Friedman meant this provocative thesis quite literally. In his view, which has since become the dominant perspective in American law and finance, corporate shareholders should be understood to own the company and its executives should be seen as their hired help. The shareholders, as individuals, can obviously have a variety of goals they favor in life. But their common goal is to maximize the value of their shares.

Therefore, for executives to set aside shareholder profits in pursuit of some other goal like environmental protection, racial justice, community stability, or simple common decency would be a form of theft. If reformulating your product to be more addictive or less healthy increases sales, then it’s not only permissible but actually required to do so. If closing a profitable plant and outsourcing the work to a low-wage country could make your company even more profitable, then it’s the right thing to do.

Friedman allows that executives are obligated to follow the law — an important caveat — establishing a conceptual framework in which policy goals should be pursued by the government, while businesses pursue the prime business directive of profitability.

One important real-world complication that Friedman’s article largely neglects is that business lobbying does a great deal to determine what the laws are. It’s all well and good, in other words, to say that businesses should follow the rules and leave worrying about environmental externalities up to the regulators. But in reality, polluting companies invest heavily in making sure that regulators underregulate — and it seems to follow from the doctrine of shareholder supremacy that if lobbying to create bad laws is profitable for shareholders, corporate executives are required to do it.

The economics of shareholder supremacy

The shareholder value era has pretty clearly brought about an explosion in inequality in the United States. It succeeded, for starters, in greatly increasing the value of shares of stock in the English-speaking countries where Friedman’s doctrine has been most influential.

Senator Elizabeth Warren makes an important observation in her Wall Street Journal op-ed.

In the four decades after World War II, shareholders on net contributed more than $250 billion to U.S. companies. But since 1985 they have extracted almost $7 trillion. That’s trillions of dollars in profits that might otherwise have been reinvested in the workers who helped produce them.

Before “shareholder value maximization” ideology took hold, wages and productivity grew at roughly the same rate. But since the early 1980s, real wages have stagnated even as productivity has continued to rise. Workers aren’t getting what they’ve earned.
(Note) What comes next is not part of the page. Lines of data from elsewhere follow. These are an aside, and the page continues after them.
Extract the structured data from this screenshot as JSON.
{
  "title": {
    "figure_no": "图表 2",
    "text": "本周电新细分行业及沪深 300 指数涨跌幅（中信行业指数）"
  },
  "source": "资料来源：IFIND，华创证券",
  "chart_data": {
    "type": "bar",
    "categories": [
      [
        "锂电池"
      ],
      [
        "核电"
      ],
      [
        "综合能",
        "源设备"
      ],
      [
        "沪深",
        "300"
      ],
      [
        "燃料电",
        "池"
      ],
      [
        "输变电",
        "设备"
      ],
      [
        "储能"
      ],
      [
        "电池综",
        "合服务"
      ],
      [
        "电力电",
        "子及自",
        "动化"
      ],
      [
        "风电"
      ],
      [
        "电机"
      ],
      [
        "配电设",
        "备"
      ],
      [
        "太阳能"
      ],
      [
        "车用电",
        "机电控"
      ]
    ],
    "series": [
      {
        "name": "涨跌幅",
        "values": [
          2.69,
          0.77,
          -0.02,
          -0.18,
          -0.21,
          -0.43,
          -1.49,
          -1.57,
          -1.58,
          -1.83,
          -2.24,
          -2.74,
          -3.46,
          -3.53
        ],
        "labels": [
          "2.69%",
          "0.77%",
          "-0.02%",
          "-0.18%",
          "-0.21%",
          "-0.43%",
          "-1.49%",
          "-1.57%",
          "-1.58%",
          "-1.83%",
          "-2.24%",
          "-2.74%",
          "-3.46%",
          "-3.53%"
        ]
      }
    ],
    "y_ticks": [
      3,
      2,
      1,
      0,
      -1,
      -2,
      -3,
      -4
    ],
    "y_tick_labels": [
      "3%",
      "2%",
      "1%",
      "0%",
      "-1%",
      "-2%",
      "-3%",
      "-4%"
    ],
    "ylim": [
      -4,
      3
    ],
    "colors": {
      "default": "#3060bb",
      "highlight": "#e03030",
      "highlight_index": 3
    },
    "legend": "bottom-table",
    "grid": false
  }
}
Companies also are setting themselves up to fail. Retained earnings were once the foundation for long-term investments. But from 1990 to 2015, nonfinancial U.S. companies invested trillions less than projected, funneling earnings to shareholders instead. This underinvestment handcuffs U.S. enterprise and bestows an advantage on foreign competitors.
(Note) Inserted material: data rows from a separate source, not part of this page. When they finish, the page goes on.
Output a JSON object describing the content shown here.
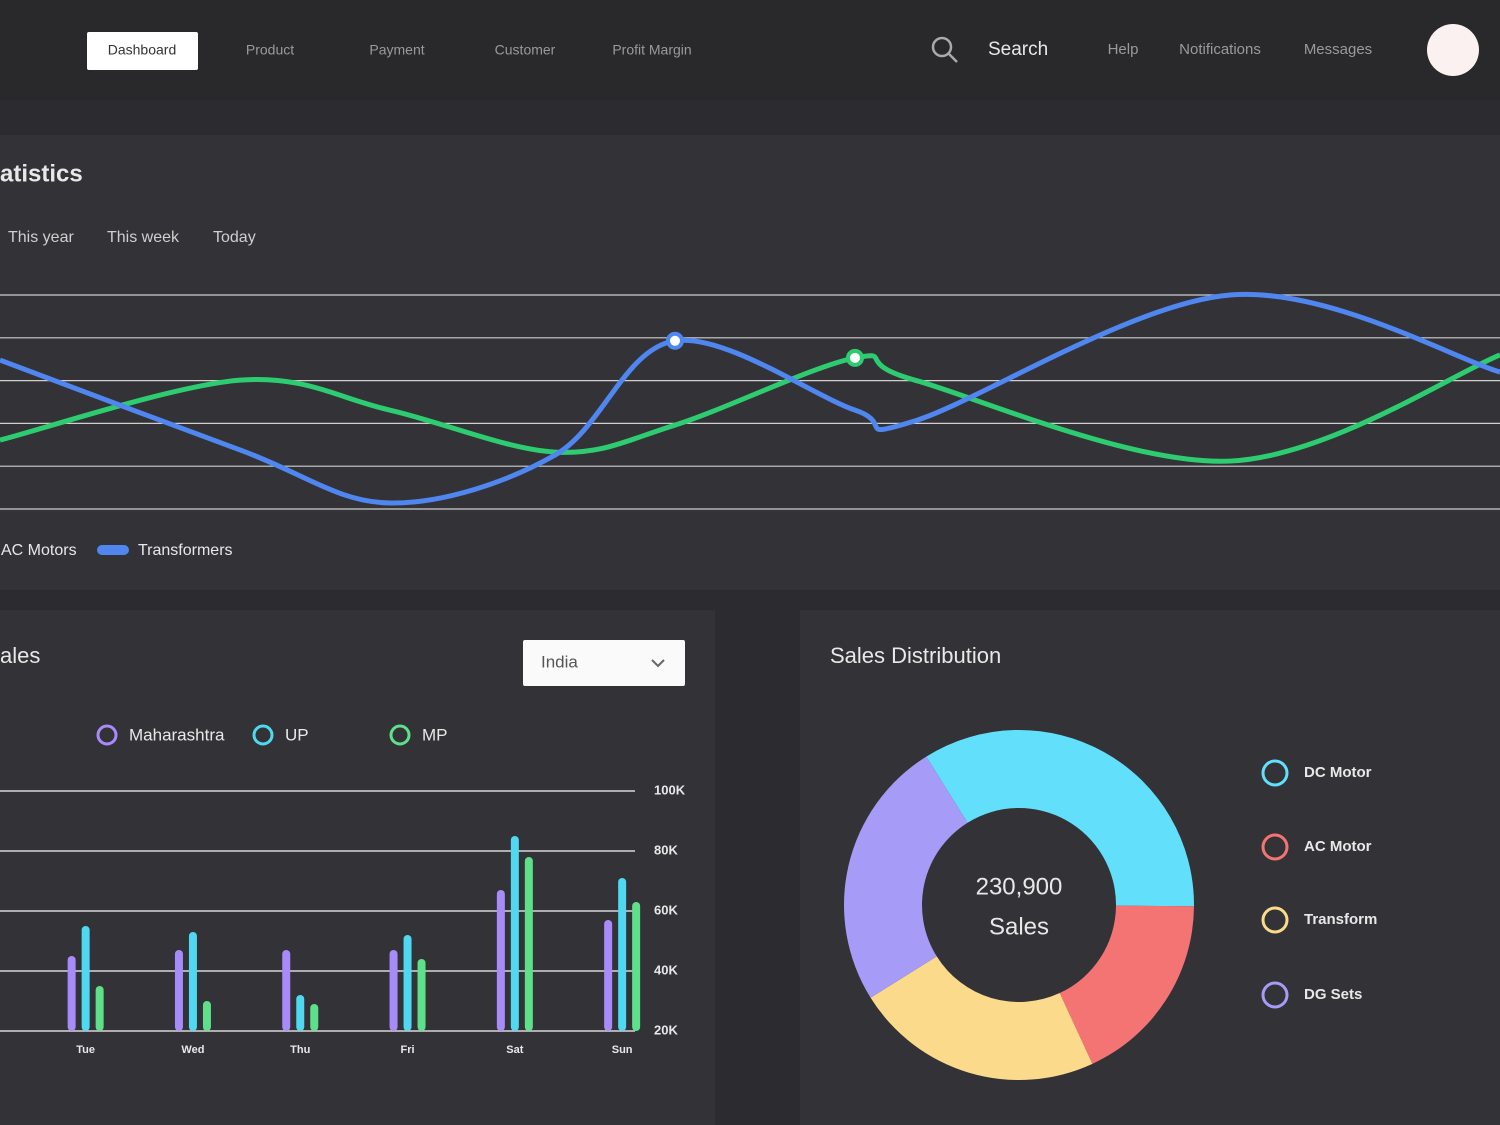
{
  "nav": {
    "items": [
      "Dashboard",
      "Product",
      "Payment",
      "Customer",
      "Profit Margin"
    ],
    "search": "Search",
    "links": [
      "Help",
      "Notifications",
      "Messages"
    ]
  },
  "tabs": [
    "This year",
    "This week",
    "Today"
  ],
  "dropdown": "India",
  "chart_data": [
    {
      "type": "line",
      "title": "atistics",
      "x": [
        0,
        16,
        26,
        37,
        45,
        57,
        61,
        82,
        100
      ],
      "xlim": [
        0,
        100
      ],
      "ylim": [
        0,
        5
      ],
      "yticks": [
        0,
        1,
        2,
        3,
        4,
        5
      ],
      "grid": true,
      "series": [
        {
          "name": "AC Motors",
          "color": "#2ecc71",
          "values": [
            1.61,
            3.01,
            2.31,
            1.33,
            1.96,
            3.53,
            3.01,
            1.12,
            3.6
          ],
          "marker": 5
        },
        {
          "name": "Transformers",
          "color": "#4f86f0",
          "values": [
            3.48,
            1.38,
            0.14,
            1.26,
            3.93,
            2.31,
            2.06,
            5.0,
            3.2
          ],
          "marker": 4
        }
      ]
    },
    {
      "type": "bar",
      "title": "ales",
      "categories": [
        "Tue",
        "Wed",
        "Thu",
        "Fri",
        "Sat",
        "Sun"
      ],
      "ylim": [
        20000,
        100000
      ],
      "yticks": [
        {
          "value": 100000,
          "label": "100K"
        },
        {
          "value": 80000,
          "label": "80K"
        },
        {
          "value": 60000,
          "label": "60K"
        },
        {
          "value": 40000,
          "label": "40K"
        },
        {
          "value": 20000,
          "label": "20K"
        }
      ],
      "grid": true,
      "series": [
        {
          "name": "Maharashtra",
          "color": "#a78bfa",
          "values": [
            45000,
            47000,
            47000,
            47000,
            67000,
            57000
          ]
        },
        {
          "name": "UP",
          "color": "#4fd8f0",
          "values": [
            55000,
            53000,
            32000,
            52000,
            85000,
            71000
          ]
        },
        {
          "name": "MP",
          "color": "#5ee08a",
          "values": [
            35000,
            30000,
            29000,
            44000,
            78000,
            63000
          ]
        }
      ]
    },
    {
      "type": "pie",
      "title": "Sales Distribution",
      "center_value": "230,900",
      "center_text": "Sales",
      "categories": [
        "DC Motor",
        "AC Motor",
        "Transformer",
        "DG Sets"
      ],
      "values": [
        34,
        18,
        23,
        25
      ],
      "colors": [
        "#62e0fb",
        "#f47474",
        "#fbdb8b",
        "#a69bf7"
      ]
    }
  ]
}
The problem may get worse, because executives have a strong financial incentive to prioritize shareholder returns. Before 1980, top CEOs were rarely compensated in equity. Today it accounts for 62% of their pay. Many executives receive additional company shares as a reward for producing short-term share-price increases. This feedback loop has sent CEO pay skyrocketing. The average CEO of a big company now makes 361 times what the average worker makes, up from 42 times in 1980.

We must fight against shareholder supremacy and with that the corporate control of our entire being. Not only is it corrosive to society, it is simply a form of detached indentured servitude bordering on antiseptic slavery — this time, not color-based but class-based.